1.    Show the sequences of actions needed to parse the ambiguous sentence “He saw her duck.” In one version, Alice is showing Bob her pet (a duck). In the other, Carla throws a rotten tomato at Alice, who ducks, and Bob saw the whole incident. For each version, construct a visualization like Figure 1 and show the stack and buffer at each iteration.

2.    What features might make sense in this classifier?

3.    Somewhat surprisingly, the approach above was described without mention of the grammar! Suppose you have a PCFG, and you want to apply top-down transition-based parsing to find a tree with high probability for the input sentence. How might you adapt the search version of this parser to try to find a high-probability tree?

4.    In greedy top-down transition-based parsing, a bad decision early on can really mess things up. One danger comes about when the grammar has left-recursive rules like A → A B or “cycles” of them, like A → B C and B → A D. Describe a way to constrain such a parser so that it won’t go into an infinite loop.

5        CSE 517 Students: Based on Eisenstein 12.3 (p. 286)

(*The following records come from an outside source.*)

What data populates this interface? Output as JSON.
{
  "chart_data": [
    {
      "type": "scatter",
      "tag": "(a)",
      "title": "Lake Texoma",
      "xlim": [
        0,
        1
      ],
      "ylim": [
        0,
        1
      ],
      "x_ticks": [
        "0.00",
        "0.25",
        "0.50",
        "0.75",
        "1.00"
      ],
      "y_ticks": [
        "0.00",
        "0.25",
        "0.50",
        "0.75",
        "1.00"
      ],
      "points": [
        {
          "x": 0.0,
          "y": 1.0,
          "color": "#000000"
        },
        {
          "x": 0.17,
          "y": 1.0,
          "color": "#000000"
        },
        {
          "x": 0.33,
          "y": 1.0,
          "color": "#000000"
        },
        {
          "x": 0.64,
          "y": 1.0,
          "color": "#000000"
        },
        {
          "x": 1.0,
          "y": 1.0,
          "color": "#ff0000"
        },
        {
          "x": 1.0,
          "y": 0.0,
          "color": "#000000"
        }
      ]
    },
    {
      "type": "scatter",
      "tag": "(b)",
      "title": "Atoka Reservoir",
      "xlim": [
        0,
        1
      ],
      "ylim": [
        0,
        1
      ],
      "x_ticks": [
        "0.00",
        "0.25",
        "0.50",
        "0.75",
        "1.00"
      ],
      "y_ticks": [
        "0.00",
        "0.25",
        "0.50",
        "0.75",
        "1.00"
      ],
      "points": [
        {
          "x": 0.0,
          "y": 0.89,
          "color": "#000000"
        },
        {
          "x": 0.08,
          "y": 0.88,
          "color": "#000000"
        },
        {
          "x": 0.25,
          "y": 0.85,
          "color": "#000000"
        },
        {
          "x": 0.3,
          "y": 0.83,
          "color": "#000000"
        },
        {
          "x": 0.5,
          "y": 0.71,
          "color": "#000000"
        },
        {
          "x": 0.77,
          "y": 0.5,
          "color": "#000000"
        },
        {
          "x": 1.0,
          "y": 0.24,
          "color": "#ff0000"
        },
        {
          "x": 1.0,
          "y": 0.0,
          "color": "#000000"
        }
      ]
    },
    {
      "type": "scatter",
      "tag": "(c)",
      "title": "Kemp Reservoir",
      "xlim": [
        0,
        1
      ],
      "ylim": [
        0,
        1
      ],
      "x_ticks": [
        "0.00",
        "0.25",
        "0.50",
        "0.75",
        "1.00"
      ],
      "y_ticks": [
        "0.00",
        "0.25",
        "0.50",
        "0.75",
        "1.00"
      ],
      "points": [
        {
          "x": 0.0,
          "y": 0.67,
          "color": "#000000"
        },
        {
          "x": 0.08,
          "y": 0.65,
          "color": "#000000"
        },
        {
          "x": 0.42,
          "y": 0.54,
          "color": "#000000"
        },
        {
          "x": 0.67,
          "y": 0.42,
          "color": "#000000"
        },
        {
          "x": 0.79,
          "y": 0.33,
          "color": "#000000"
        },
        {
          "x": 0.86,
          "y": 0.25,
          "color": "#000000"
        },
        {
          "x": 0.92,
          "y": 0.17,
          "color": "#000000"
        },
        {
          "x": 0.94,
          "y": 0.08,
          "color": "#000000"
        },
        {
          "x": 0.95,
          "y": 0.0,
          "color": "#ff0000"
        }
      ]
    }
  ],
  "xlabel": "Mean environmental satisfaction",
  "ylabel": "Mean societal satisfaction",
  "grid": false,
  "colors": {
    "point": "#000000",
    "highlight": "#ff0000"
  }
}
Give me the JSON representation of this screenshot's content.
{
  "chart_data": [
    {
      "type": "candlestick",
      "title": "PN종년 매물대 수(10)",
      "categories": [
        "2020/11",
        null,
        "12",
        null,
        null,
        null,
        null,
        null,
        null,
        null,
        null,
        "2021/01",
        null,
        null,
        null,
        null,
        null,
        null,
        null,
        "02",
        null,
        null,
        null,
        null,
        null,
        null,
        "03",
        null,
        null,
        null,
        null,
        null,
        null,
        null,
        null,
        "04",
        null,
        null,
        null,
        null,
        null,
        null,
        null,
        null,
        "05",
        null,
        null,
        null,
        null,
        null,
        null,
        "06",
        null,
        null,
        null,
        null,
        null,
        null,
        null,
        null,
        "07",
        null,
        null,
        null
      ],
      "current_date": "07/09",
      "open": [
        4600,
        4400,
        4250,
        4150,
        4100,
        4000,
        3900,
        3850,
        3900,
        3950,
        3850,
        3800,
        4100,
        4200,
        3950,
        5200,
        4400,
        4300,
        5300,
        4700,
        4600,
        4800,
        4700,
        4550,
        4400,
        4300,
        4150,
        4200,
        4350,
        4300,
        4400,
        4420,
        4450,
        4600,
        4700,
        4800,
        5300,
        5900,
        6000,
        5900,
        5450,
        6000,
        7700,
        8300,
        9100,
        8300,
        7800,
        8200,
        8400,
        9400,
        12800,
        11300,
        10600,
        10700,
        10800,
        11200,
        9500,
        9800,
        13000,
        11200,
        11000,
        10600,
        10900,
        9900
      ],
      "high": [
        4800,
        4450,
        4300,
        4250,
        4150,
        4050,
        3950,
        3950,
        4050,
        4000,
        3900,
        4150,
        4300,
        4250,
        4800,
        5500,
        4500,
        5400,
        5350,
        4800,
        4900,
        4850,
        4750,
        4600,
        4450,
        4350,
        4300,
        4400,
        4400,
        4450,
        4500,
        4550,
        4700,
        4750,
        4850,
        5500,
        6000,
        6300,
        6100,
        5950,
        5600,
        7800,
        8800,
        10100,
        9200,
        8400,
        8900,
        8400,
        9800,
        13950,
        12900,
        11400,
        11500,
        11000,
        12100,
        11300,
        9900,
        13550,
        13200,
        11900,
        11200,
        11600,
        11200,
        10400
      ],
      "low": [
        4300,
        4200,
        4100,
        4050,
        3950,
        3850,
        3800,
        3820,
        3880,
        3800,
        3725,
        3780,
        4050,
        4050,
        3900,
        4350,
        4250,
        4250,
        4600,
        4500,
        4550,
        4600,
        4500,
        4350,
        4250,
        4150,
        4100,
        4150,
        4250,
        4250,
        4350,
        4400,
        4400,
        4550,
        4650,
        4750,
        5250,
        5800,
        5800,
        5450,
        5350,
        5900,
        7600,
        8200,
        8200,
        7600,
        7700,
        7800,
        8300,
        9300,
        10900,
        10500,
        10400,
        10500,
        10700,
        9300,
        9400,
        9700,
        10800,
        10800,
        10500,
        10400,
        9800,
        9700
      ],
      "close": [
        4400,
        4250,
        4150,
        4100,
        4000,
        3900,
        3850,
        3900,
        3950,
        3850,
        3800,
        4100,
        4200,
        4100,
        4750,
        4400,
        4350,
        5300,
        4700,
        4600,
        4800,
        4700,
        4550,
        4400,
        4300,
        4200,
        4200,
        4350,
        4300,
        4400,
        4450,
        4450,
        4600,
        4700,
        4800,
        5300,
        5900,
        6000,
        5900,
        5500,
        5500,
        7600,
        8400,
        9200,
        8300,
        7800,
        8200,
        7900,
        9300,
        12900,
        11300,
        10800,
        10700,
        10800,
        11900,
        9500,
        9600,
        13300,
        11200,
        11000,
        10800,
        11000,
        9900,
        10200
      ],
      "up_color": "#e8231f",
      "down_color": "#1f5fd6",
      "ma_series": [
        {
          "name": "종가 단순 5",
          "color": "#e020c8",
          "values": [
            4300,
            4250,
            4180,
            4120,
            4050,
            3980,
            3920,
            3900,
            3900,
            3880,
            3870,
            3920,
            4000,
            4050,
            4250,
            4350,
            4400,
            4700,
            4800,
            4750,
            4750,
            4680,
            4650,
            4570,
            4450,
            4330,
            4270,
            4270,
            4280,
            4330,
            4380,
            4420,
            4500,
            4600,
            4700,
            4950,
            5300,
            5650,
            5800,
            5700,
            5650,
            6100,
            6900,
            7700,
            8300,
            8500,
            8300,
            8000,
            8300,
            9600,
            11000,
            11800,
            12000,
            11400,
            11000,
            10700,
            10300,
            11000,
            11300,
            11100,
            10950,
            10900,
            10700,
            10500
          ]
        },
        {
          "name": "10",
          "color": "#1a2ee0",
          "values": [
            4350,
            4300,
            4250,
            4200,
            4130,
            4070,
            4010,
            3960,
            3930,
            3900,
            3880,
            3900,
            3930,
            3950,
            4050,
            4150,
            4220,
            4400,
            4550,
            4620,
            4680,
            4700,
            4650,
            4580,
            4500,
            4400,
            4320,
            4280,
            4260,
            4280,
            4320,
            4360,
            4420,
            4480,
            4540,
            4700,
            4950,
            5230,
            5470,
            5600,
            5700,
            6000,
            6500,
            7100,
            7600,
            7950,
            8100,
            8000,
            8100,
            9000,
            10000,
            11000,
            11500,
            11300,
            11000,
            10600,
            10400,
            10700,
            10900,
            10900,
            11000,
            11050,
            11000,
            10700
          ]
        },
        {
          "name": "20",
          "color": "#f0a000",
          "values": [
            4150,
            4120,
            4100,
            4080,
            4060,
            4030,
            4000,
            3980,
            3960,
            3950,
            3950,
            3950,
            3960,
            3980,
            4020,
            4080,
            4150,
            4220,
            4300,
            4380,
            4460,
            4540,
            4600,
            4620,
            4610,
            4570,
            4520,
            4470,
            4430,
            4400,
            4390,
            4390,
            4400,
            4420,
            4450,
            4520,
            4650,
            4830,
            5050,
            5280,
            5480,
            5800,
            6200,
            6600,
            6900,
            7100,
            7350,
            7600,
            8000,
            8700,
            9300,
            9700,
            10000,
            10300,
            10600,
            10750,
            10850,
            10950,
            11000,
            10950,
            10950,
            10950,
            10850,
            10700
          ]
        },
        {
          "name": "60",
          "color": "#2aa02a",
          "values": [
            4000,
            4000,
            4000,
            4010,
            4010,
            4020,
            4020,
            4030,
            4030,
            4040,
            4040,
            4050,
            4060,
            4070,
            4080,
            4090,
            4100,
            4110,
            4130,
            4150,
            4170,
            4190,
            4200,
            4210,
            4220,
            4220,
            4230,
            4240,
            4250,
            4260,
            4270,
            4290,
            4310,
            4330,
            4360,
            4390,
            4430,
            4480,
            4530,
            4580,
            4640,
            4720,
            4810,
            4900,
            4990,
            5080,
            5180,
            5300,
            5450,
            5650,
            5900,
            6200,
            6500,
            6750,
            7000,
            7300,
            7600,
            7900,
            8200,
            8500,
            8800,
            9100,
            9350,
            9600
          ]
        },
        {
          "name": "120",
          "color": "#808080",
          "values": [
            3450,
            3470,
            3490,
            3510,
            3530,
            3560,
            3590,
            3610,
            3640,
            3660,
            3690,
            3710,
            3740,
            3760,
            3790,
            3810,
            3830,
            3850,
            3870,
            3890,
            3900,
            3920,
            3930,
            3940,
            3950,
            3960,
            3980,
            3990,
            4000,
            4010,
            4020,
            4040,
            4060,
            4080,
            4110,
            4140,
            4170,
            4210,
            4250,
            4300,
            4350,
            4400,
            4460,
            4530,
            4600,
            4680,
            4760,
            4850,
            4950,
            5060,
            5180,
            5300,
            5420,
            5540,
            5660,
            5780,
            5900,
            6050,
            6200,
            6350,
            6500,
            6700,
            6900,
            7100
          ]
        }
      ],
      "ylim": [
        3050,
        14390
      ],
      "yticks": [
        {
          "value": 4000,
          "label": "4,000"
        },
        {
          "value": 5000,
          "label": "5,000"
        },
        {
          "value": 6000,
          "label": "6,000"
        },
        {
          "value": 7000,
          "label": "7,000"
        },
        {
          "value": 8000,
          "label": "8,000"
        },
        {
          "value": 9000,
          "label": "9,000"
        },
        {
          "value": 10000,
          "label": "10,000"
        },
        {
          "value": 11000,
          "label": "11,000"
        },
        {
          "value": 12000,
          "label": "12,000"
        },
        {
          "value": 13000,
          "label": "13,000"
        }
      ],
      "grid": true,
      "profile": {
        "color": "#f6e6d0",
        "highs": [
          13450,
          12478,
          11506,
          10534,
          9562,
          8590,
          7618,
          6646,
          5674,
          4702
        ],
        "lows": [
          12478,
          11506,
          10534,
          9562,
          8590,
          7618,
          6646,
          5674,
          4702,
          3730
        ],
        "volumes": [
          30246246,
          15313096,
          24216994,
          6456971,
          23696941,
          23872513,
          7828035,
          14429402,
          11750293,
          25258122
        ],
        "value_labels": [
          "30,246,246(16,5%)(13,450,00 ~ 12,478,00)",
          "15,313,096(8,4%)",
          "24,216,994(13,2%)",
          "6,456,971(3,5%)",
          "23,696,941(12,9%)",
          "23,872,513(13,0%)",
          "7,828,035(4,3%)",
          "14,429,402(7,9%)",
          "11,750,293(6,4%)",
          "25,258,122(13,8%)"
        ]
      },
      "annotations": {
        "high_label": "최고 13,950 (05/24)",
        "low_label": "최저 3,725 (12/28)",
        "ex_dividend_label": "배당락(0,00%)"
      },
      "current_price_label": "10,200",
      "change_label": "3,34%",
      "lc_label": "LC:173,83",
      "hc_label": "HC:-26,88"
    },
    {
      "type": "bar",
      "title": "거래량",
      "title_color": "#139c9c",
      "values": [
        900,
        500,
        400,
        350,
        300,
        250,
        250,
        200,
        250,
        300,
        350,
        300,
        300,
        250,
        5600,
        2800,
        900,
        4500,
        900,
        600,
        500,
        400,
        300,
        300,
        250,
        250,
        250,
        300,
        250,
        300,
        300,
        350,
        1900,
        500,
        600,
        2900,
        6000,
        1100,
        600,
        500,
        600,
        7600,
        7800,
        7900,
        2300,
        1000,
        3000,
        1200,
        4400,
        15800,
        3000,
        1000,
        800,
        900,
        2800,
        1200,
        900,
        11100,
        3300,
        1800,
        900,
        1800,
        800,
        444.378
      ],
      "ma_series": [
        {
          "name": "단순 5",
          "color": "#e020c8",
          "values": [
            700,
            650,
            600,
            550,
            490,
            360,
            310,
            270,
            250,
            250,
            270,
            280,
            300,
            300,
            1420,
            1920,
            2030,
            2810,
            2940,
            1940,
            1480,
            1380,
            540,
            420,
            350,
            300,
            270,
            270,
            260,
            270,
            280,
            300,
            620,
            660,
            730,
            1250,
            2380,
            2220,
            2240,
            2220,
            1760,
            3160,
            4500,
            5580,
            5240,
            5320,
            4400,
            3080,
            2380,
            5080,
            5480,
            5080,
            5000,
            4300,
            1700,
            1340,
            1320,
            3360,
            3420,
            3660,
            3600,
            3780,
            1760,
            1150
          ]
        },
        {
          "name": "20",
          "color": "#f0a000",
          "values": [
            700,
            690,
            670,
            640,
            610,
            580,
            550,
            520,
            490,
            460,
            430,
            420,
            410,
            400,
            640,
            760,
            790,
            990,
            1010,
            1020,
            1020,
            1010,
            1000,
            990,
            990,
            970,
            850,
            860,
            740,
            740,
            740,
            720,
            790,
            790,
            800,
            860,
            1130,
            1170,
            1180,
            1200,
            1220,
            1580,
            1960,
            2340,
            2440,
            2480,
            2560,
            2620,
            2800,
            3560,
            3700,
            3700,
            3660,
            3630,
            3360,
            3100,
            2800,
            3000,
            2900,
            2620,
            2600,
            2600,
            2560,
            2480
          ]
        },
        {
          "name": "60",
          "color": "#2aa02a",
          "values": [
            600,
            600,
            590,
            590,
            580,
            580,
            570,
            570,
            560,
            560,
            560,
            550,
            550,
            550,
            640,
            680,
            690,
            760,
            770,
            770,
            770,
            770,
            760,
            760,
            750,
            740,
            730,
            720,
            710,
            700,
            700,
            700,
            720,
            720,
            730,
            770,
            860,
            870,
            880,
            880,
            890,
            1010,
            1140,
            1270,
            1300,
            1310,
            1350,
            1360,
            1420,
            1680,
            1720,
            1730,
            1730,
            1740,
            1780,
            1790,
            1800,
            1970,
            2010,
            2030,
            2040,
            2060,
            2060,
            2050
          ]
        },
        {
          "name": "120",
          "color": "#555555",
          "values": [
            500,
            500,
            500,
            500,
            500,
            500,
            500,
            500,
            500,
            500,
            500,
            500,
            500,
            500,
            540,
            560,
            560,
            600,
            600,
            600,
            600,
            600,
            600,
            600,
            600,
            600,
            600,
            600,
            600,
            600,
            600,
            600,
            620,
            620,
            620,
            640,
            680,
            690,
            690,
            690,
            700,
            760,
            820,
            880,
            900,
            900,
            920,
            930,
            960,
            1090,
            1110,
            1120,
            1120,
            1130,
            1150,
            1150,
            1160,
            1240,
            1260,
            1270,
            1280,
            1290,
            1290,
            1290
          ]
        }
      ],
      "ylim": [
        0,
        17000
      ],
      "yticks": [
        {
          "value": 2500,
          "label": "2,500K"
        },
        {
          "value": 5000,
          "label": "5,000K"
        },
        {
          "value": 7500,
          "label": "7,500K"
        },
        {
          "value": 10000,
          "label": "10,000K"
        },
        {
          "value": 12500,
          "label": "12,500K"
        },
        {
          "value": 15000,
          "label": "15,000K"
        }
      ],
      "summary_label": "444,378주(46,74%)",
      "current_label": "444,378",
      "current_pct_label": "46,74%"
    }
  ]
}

Extend the grammar fragment G1 (found in Table 12.1 on page 276) to include the ditransitive verb teaches and the proper noun Swahili. Show how to derive the interpretation for the sentence Alex teaches Brit Swahili, which should be TEACHES(ALEX, BRIT, SWAHILI). The grammar need not be in Chomsky normal form. For the ditranitive verb, use NP1 and NP2 to indicate the two direct objects. Note that it is possible for a semantic attachment to require more than one function application within the same syntactic rule, and if you have more than one, the order they apply is up to you.


 
[1] A finite-state automaton is one kind of abstract state machine that “remembers” only one of a finite set of states, but for parsing we keep track of more information.